Revert of Android MediaCodecVideoDecoder: Manage lifetime of texture frames (patchset #12 id:320001 of https://codereview.webrtc.org/1422963003/ )

Reason for revert:
Causes fallback to SW decoder if a renderer is put in the background.
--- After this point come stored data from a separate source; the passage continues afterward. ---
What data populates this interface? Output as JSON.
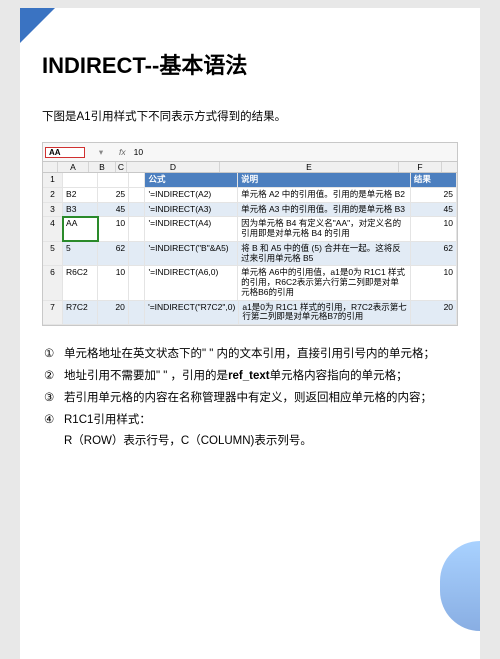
{
  "title": "INDIRECT--基本语法",
  "subtitle": "下图是A1引用样式下不同表示方式得到的结果。",
  "excel": {
    "namebox": "AA",
    "fxlabel": "fx",
    "fxvalue": "10",
    "cols": [
      "A",
      "B",
      "C",
      "D",
      "E",
      "F"
    ],
    "th": {
      "d": "公式",
      "e": "说明",
      "f": "结果"
    },
    "rows": [
      {
        "n": "2",
        "a": "B2",
        "b": "25",
        "d": "'=INDIRECT(A2)",
        "e": "单元格 A2 中的引用值。引用的是单元格 B2",
        "f": "25",
        "band": false
      },
      {
        "n": "3",
        "a": "B3",
        "b": "45",
        "d": "'=INDIRECT(A3)",
        "e": "单元格 A3 中的引用值。引用的是单元格 B3",
        "f": "45",
        "band": true
      },
      {
        "n": "4",
        "a": "AA",
        "b": "10",
        "d": "'=INDIRECT(A4)",
        "e": "因为单元格 B4 有定义名\"AA\"，对定义名的引用即是对单元格 B4 的引用",
        "f": "10",
        "band": false,
        "active": true
      },
      {
        "n": "5",
        "a": "5",
        "b": "62",
        "d": "'=INDIRECT(\"B\"&A5)",
        "e": "将 B 和 A5 中的值 (5) 合并在一起。这将反过来引用单元格 B5",
        "f": "62",
        "band": true
      },
      {
        "n": "6",
        "a": "R6C2",
        "b": "10",
        "d": "'=INDIRECT(A6,0)",
        "e": "单元格 A6中的引用值，a1是0为 R1C1 样式的引用，R6C2表示第六行第二列即是对单元格B6的引用",
        "f": "10",
        "band": false
      },
      {
        "n": "7",
        "a": "R7C2",
        "b": "20",
        "d": "'=INDIRECT(\"R7C2\",0)",
        "e": "a1是0为 R1C1 样式的引用，R7C2表示第七行第二列即是对单元格B7的引用",
        "f": "20",
        "band": true
      }
    ]
  },
  "notes": [
    {
      "n": "①",
      "text": "单元格地址在英文状态下的\" \" 内的文本引用，直接引用引号内的单元格；"
    },
    {
      "n": "②",
      "text": "地址引用不需要加\" \" ，引用的是",
      "bold": "ref_text",
      "tail": "单元格内容指向的单元格；"
    },
    {
      "n": "③",
      "text": "若引用单元格的内容在名称管理器中有定义，则返回相应单元格的内容；"
    },
    {
      "n": "④",
      "text": "R1C1引用样式："
    }
  ],
  "note4_line2": "R（ROW）表示行号，C（COLUMN)表示列号。"
}
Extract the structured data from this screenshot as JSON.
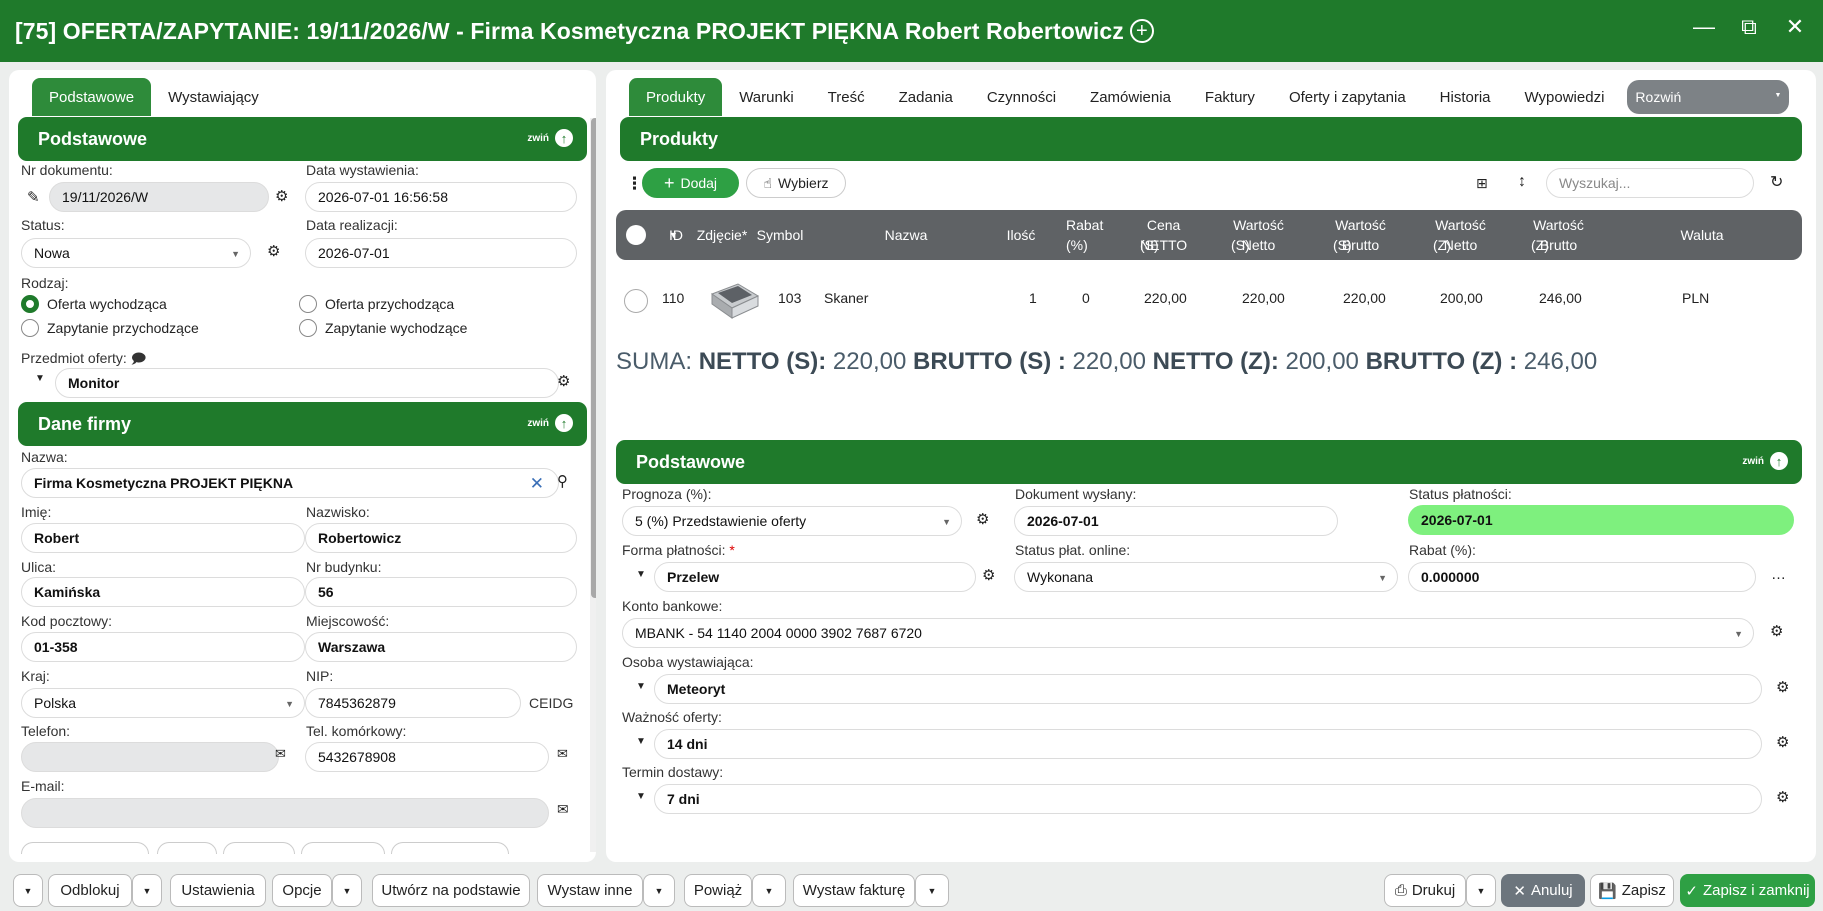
{
  "window": {
    "title": "[75] OFERTA/ZAPYTANIE: 19/11/2026/W - Firma Kosmetyczna PROJEKT PIĘKNA Robert Robertowicz"
  },
  "left": {
    "tabs": [
      "Podstawowe",
      "Wystawiający"
    ],
    "section1": {
      "title": "Podstawowe",
      "collapse": "zwiń"
    },
    "nr_label": "Nr dokumentu:",
    "nr_value": "19/11/2026/W",
    "data_wyst_label": "Data wystawienia:",
    "data_wyst_value": "2026-07-01 16:56:58",
    "status_label": "Status:",
    "status_value": "Nowa",
    "data_real_label": "Data realizacji:",
    "data_real_value": "2026-07-01",
    "rodzaj_label": "Rodzaj:",
    "radios": [
      {
        "label": "Oferta wychodząca",
        "checked": true
      },
      {
        "label": "Oferta przychodząca",
        "checked": false
      },
      {
        "label": "Zapytanie przychodzące",
        "checked": false
      },
      {
        "label": "Zapytanie wychodzące",
        "checked": false
      }
    ],
    "przedmiot_label": "Przedmiot oferty:",
    "przedmiot_value": "Monitor",
    "section2": {
      "title": "Dane firmy",
      "collapse": "zwiń"
    },
    "nazwa_label": "Nazwa:",
    "nazwa_value": "Firma Kosmetyczna PROJEKT PIĘKNA",
    "imie_label": "Imię:",
    "imie_value": "Robert",
    "nazwisko_label": "Nazwisko:",
    "nazwisko_value": "Robertowicz",
    "ulica_label": "Ulica:",
    "ulica_value": "Kamińska",
    "nr_bud_label": "Nr budynku:",
    "nr_bud_value": "56",
    "kod_label": "Kod pocztowy:",
    "kod_value": "01-358",
    "miejsc_label": "Miejscowość:",
    "miejsc_value": "Warszawa",
    "kraj_label": "Kraj:",
    "kraj_value": "Polska",
    "nip_label": "NIP:",
    "nip_value": "7845362879",
    "ceidg": "CEIDG",
    "tel_label": "Telefon:",
    "tel_value": "",
    "kom_label": "Tel. komórkowy:",
    "kom_value": "5432678908",
    "email_label": "E-mail:",
    "email_value": ""
  },
  "right": {
    "tabs": [
      "Produkty",
      "Warunki",
      "Treść",
      "Zadania",
      "Czynności",
      "Zamówienia",
      "Faktury",
      "Oferty i zapytania",
      "Historia",
      "Wypowiedzi"
    ],
    "expand_select": "Rozwiń",
    "section": {
      "title": "Produkty"
    },
    "toolbar": {
      "add": "Dodaj",
      "choose": "Wybierz",
      "search_placeholder": "Wyszukaj..."
    },
    "table": {
      "headers": [
        {
          "l1": "ID",
          "l2": ""
        },
        {
          "l1": "Zdjęcie*",
          "l2": ""
        },
        {
          "l1": "Symbol",
          "l2": ""
        },
        {
          "l1": "Nazwa",
          "l2": ""
        },
        {
          "l1": "Ilość",
          "l2": ""
        },
        {
          "l1": "Rabat",
          "l2": "(%)"
        },
        {
          "l1": "Cena NETTO",
          "l2": "(S)"
        },
        {
          "l1": "Wartość Netto",
          "l2": "(S)"
        },
        {
          "l1": "Wartość Brutto",
          "l2": "(S)"
        },
        {
          "l1": "Wartość Netto",
          "l2": "(Z)"
        },
        {
          "l1": "Wartość Brutto",
          "l2": "(Z)"
        },
        {
          "l1": "Waluta",
          "l2": ""
        }
      ],
      "rows": [
        {
          "id": "110",
          "symbol": "103",
          "nazwa": "Skaner",
          "ilosc": "1",
          "rabat": "0",
          "cena_netto_s": "220,00",
          "wart_netto_s": "220,00",
          "wart_brutto_s": "220,00",
          "wart_netto_z": "200,00",
          "wart_brutto_z": "246,00",
          "waluta": "PLN"
        }
      ]
    },
    "suma": {
      "prefix": "SUMA:",
      "netto_s_label": "NETTO (S):",
      "netto_s": "220,00",
      "brutto_s_label": "BRUTTO (S) :",
      "brutto_s": "220,00",
      "netto_z_label": "NETTO (Z):",
      "netto_z": "200,00",
      "brutto_z_label": "BRUTTO (Z) :",
      "brutto_z": "246,00"
    },
    "section2": {
      "title": "Podstawowe",
      "collapse": "zwiń"
    },
    "prognoza_label": "Prognoza (%):",
    "prognoza_value": "5 (%) Przedstawienie oferty",
    "dok_label": "Dokument wysłany:",
    "dok_value": "2026-07-01",
    "status_pl_label": "Status płatności:",
    "status_pl_value": "2026-07-01",
    "forma_label": "Forma płatności:",
    "forma_value": "Przelew",
    "online_label": "Status płat. online:",
    "online_value": "Wykonana",
    "rabat_label": "Rabat (%):",
    "rabat_value": "0.000000",
    "konto_label": "Konto bankowe:",
    "konto_value": "MBANK - 54 1140 2004 0000 3902 7687 6720",
    "osoba_label": "Osoba wystawiająca:",
    "osoba_value": "Meteoryt",
    "waznosc_label": "Ważność oferty:",
    "waznosc_value": "14 dni",
    "termin_label": "Termin dostawy:",
    "termin_value": "7 dni"
  },
  "bottom": {
    "odblokuj": "Odblokuj",
    "ustawienia": "Ustawienia",
    "opcje": "Opcje",
    "utworz": "Utwórz na podstawie",
    "wystaw_inne": "Wystaw inne",
    "powiaz": "Powiąż",
    "wystaw_fakture": "Wystaw fakturę",
    "drukuj": "Drukuj",
    "anuluj": "Anuluj",
    "zapisz": "Zapisz",
    "zapisz_zamknij": "Zapisz i zamknij"
  },
  "colors": {
    "green_dark": "#1f7a2b",
    "green_accent": "#2ea044",
    "status_highlight": "#7ef07e"
  }
}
Original issue's description:
> Patchset 1 is a pure
> revert of "Revert of "Android MediaCodecVideoDecoder: Manage lifetime of texture frames" https://codereview.webrtc.org/1378033003/
>
> Following patchsets move the responsibility of calculating the decode time to Java.
>
> TESTED= Apprtc loopback using H264 and VP8 on N5, N6, N7, S5
>
> Committed: https://crrev.com/9cb8982e64f08d3d630bf7c3d2bcc78c10db88e2
> Cr-Commit-Position: refs/heads/master@{#10597}

TBR=magjed@webrtc.org,glaznev@webrtc.org
NOPRESUBMIT=true
NOTREECHECKS=true

Review URL: https://codereview.webrtc.org/1441363002 .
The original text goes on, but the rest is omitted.